FIFA President Sepp Blatter
said on Saturday that he had "regrets" following a
scandal-tainted year in which football's governing body lurched
from one crisis to another.
Blatter again defended the decision to award the 2018 and
2022 World Cups to Russia and Qatar but said announcing the
choices at the same time may have been a mistake.
"This is a justified question after a year of ups and
downs," Blatter told reporters after a FIFA Executive Committee
meeting in Tokyo on the sidelines of the Club World Cup.
"It was not the best and most intelligent decision of FIFA
to announce the two World Cup simultaneously," said the
75-year-old on the eve of Barcelona's final with Santos in
"It was wrong and it caused a lot of disturbances earlier
this year," he added of the controversy and subsequent blaze of
corruption revelations triggered by the choices.
"The past is past and we have to look forward. The boat is
still not in still waters but we are bringing it back to port.
"Regrets, yes.
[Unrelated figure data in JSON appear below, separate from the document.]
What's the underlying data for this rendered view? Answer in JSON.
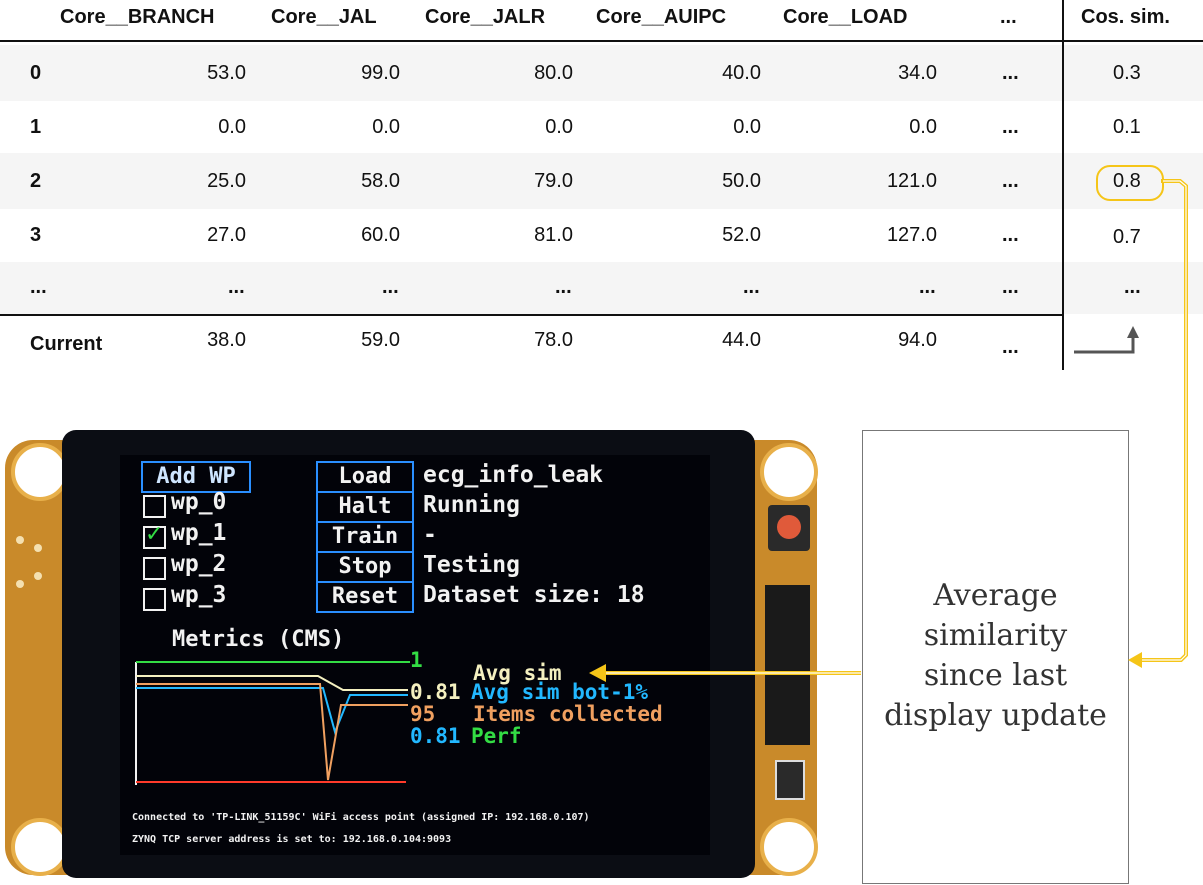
{
  "table": {
    "columns": [
      "Core__BRANCH",
      "Core__JAL",
      "Core__JALR",
      "Core__AUIPC",
      "Core__LOAD",
      "...",
      "Cos. sim."
    ],
    "rows": [
      {
        "index": "0",
        "values": [
          "53.0",
          "99.0",
          "80.0",
          "40.0",
          "34.0",
          "..."
        ],
        "cos": "0.3"
      },
      {
        "index": "1",
        "values": [
          "0.0",
          "0.0",
          "0.0",
          "0.0",
          "0.0",
          "..."
        ],
        "cos": "0.1"
      },
      {
        "index": "2",
        "values": [
          "25.0",
          "58.0",
          "79.0",
          "50.0",
          "121.0",
          "..."
        ],
        "cos": "0.8"
      },
      {
        "index": "3",
        "values": [
          "27.0",
          "60.0",
          "81.0",
          "52.0",
          "127.0",
          "..."
        ],
        "cos": "0.7"
      },
      {
        "index": "...",
        "values": [
          "...",
          "...",
          "...",
          "...",
          "...",
          "..."
        ],
        "cos": "..."
      }
    ],
    "current": {
      "label": "Current",
      "values": [
        "38.0",
        "59.0",
        "78.0",
        "44.0",
        "94.0",
        "..."
      ]
    }
  },
  "device": {
    "buttons": {
      "add_wp": "Add WP",
      "load": "Load",
      "halt": "Halt",
      "train": "Train",
      "stop": "Stop",
      "reset": "Reset"
    },
    "workloads": [
      {
        "label": "wp_0",
        "checked": false
      },
      {
        "label": "wp_1",
        "checked": true
      },
      {
        "label": "wp_2",
        "checked": false
      },
      {
        "label": "wp_3",
        "checked": false
      }
    ],
    "status": {
      "load": "ecg_info_leak",
      "halt": "Running",
      "train": "-",
      "stop": "Testing",
      "reset": "Dataset size: 18"
    },
    "metrics_title": "Metrics (CMS)",
    "chart_labels": {
      "top": "1",
      "avg_sim": "Avg sim",
      "bot_val": "0.81",
      "bot_label": "Avg sim bot-1%",
      "items_val": "95",
      "items_label": "Items collected",
      "perf_val": "0.81",
      "perf_label": "Perf"
    },
    "footer": [
      "Connected to 'TP-LINK_51159C' WiFi access point (assigned IP: 192.168.0.107)",
      "ZYNQ TCP server address is set to: 192.168.0.104:9093"
    ]
  },
  "annotation": {
    "lines": [
      "Average",
      "similarity",
      "since last",
      "display update"
    ]
  },
  "colors": {
    "highlight": "#f5c518",
    "lcd_bg": "#020309",
    "pcb": "#c98a2a",
    "button_border": "#2a8fff",
    "green": "#33dd44",
    "cyan": "#22b8ff",
    "orange": "#f0a060",
    "red": "#ff3a2a",
    "yellow_white": "#f4f0c0"
  }
}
But you can't live in regret. You can have
regrets but you can't go back and change the past,
"You must have have a positive approach and I have the
energy to go forward and bring back the credibility of FIFA and
take care of public opinion."
Blatter, re-elected for a fourth term in June unopposed
after then Asian football chief Mohamed Bin Hammam was booted out
of FIFA in a cash-for-votes scandal, has his work cut out.
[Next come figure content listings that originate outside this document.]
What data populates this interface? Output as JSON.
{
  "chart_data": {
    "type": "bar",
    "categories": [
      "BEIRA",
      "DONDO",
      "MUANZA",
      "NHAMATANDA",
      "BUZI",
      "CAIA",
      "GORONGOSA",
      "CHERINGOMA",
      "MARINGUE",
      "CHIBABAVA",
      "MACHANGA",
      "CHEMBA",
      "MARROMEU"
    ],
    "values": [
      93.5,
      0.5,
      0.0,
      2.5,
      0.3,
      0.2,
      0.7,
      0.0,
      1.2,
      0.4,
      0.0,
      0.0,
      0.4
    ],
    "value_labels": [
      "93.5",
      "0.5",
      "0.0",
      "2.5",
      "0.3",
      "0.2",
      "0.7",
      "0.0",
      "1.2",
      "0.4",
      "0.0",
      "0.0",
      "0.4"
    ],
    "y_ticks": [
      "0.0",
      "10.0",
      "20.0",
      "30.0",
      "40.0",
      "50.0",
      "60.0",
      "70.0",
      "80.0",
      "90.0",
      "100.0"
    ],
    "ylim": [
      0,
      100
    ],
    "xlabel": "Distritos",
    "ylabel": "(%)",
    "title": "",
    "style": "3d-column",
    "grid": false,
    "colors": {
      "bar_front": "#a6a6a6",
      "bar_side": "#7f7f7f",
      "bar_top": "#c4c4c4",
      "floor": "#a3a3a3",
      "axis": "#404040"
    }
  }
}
The Swiss provoked negative headlines last month by saying
any incidents of racist abuse on the pitch should be settled
with a handshake after the game.
Blatter said his comments had been misunderstood and
rejected widespread calls for him to resign.
Having launched new anti-corruption measures in October,
Blatter again defended the choice of surprise winners Qatar for
the 2022 World Cup against outside criticism.
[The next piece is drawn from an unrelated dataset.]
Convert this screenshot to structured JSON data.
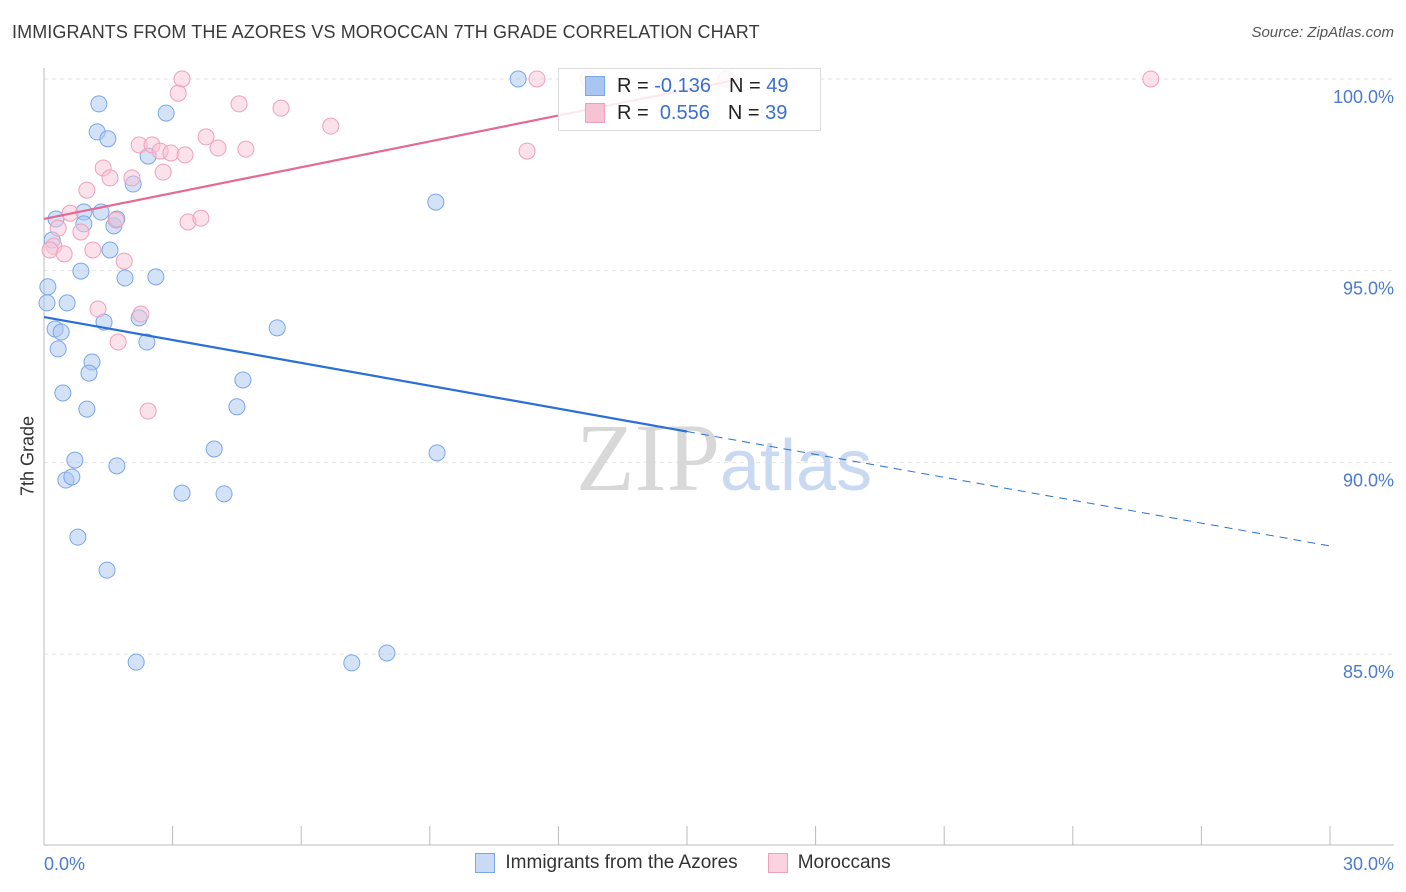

"The 2022 World Cup will be in Qatar and I don't know who
can change this decision," said Blatter, responding to remarks
made by new Australia football boss Frank Lowy.
"I personally will intervene if FIFA executive members
continue with such declarations [accusations]. I understand
about the incident in Australia but the case is closed now."
He added: "The World Cup shall be accessible to all cultures
and it was time... to bring it to the Arab world."
Lowy was quoted last month as saying the tiny Gulf state,
whose bid was dogged by corruption allegations, could still be
stripped of the 2022 finals.
Qatar's bid leaders strongly denied any wrong-doing but
emotions still run high as the beleaguered FIFA president did
his best fire-fighting job.
"Our reforms are on the right track," said Blatter, coming
up for air briefly to announce Morocco would host the 2013 and
2014 Club World Cup tournaments.
"FIFA will respond to public opinion."
Blatter's pledge to reopen the case into the collapse of
former marketing partner ISL has also been stalled after being
tied up in a Swiss appeals court.
"The court has not made a decision on opening the file,"
Blatter said. "We want to open it as soon as possible and forget
about the past. FIFA needs to lay this ISL issue to rest."
ISL went bankrupt in 2001 and BBC's Panorama programme
reported last year that documents showed senior FIFA officials
were paid kickbacks for granting ISL lucrative World Cup
television and sponsorship rights in the 1990s.
The programme named them as executive committee members
Ricardo Teixeira, Issa Hayatou and Nicolas Leoz, all of whom
denied the claims.
Blatter offered his backing to Hayatou, head of the
Confederation of African Football, and expressed confidence in
Brazil's ability to host a successful 2014 World Cup.
The future of Teixeira, president of the Brazilian Football
Confederation and 2014 World Cup organising committee, appeared
less secure, however.
"Mr Teixeria has asked for leave until the end of January,"
said Blatter, who plans to meet Brazil's head of state to speed
up the country's lagging preparations for 2014.
"Until then he is out of FIFA, out of the organising
committee. At the end of January we will come back to that."